Yeah yeah, that is supposedly not true, in terms of someone being more than their outward appearance may indicate. But let’s examine the statement from another angle: the ability of clothing, haberdashery, garments to make a person seem real, tangible and present. One example is at Graceland where all of Elvis’ famously garish outfits are on display. When you look at them your mind’s eye sees him wearing them; they evoke his image. Another example is at the US Holocaust Museum here in DC where there is a room that is nothing but wall to wall and floor to ceiling shoes. The shoes all belonged to victims of the Holocaust, and almost nothing in the world makes such a horrifying yet abstract atrocity more real and present and soul-touching than seeing the actual shoes of actual murdered people: men, women and children. It is exactly and precisely the shoes that make the people real.

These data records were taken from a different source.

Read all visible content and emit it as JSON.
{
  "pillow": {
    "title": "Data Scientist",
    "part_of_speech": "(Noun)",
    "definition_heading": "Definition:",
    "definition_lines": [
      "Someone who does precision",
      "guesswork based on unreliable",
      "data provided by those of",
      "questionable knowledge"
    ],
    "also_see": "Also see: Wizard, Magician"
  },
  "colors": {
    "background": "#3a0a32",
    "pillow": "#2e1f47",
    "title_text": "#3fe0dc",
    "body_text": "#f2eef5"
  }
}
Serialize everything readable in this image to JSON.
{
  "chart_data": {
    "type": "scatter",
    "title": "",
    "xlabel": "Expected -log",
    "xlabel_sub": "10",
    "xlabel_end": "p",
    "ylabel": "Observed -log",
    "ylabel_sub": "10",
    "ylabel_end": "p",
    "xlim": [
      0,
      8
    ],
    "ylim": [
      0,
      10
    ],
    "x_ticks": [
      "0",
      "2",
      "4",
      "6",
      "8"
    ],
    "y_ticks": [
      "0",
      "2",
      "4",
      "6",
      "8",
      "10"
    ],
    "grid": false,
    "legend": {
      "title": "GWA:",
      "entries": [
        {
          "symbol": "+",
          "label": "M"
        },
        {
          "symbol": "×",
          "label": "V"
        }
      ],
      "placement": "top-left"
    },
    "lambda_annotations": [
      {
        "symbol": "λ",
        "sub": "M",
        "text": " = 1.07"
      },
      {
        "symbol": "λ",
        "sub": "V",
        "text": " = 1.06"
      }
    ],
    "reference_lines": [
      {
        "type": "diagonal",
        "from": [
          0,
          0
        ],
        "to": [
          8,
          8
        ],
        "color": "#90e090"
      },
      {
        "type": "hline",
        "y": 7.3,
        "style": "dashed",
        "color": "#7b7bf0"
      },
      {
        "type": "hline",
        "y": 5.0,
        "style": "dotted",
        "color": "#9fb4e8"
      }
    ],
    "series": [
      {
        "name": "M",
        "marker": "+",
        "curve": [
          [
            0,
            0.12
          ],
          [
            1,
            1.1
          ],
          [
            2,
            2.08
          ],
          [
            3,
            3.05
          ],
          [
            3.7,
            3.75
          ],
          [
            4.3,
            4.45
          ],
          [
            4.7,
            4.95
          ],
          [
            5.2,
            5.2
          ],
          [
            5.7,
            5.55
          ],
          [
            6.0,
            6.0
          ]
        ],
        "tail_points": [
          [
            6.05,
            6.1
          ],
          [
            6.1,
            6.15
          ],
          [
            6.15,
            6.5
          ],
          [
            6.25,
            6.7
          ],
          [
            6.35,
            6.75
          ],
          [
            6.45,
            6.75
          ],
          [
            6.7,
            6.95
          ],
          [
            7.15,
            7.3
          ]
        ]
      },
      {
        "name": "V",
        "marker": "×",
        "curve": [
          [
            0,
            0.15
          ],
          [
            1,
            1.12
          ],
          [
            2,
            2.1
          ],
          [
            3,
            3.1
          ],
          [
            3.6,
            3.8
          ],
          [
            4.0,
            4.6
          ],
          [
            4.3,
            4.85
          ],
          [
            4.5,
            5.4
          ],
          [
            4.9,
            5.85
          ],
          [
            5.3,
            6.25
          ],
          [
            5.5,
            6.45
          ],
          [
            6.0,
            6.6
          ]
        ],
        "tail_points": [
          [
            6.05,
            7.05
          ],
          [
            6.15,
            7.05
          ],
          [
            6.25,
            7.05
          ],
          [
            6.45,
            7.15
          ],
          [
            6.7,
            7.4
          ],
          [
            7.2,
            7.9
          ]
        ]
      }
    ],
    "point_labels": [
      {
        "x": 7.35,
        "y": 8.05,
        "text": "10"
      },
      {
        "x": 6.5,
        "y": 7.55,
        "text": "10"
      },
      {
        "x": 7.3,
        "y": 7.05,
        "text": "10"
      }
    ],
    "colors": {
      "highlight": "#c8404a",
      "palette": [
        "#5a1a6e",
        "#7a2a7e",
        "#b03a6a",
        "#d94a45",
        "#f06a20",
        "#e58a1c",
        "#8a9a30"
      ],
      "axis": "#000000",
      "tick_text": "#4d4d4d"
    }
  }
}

Another example is my mom and dad’s place. I didn’t understand before today why my mom was packing my dad’s clothes into suitcases to get them out of the closet. I was thinking it was a bit fast, a bit soon, but was essentially telling myself I was okay with whatever she thought she needed to do. Today, however, I opened her coat closet and saw the blue denim flannel shirt that my dad always, always, always wore as a pseudo-jacket. Still on the hanger, bearing all the un-crisp, un-laundered, shaped-to-fit hallmarks of a shirt just waiting for its owner to come back and settle comfortably into it once again. I almost fell backward with the wave of grief that washed over me simply because in looking at that shirt I saw the shape of his shoulders, the buttons always undone to reveal one of his funny/silly/un-pc T-shirts, the sleeves still rolled up to their exact, preferred location on his arms. I saw *him* in that shirt like I had done thousands of times before. I knew that if I stepped a little closer I would probably be able to smell his aftershave too. I had to close the closet door and walk away swiftly to avoid completely losing my sh*t in front of The Bambina.
So there, in the presence of a simple, average, everyday shirt, I finally understood why my mom was packing them up. Clothes; worn, rumpled, lived-in clothes that seem to live on even when those who wore them do not, can be either warmly comforting or exquisitely painful depending on the recency of the loss. I know that someday I will find it funny to ponder purchasing the right sized mannequins to wear his various threads when I open The Wee Fat Scotsman Museum and Whiskey Lounge, but right now it’s too soon feel anything but heartache when I catch a glimpse of the clothes that made the man.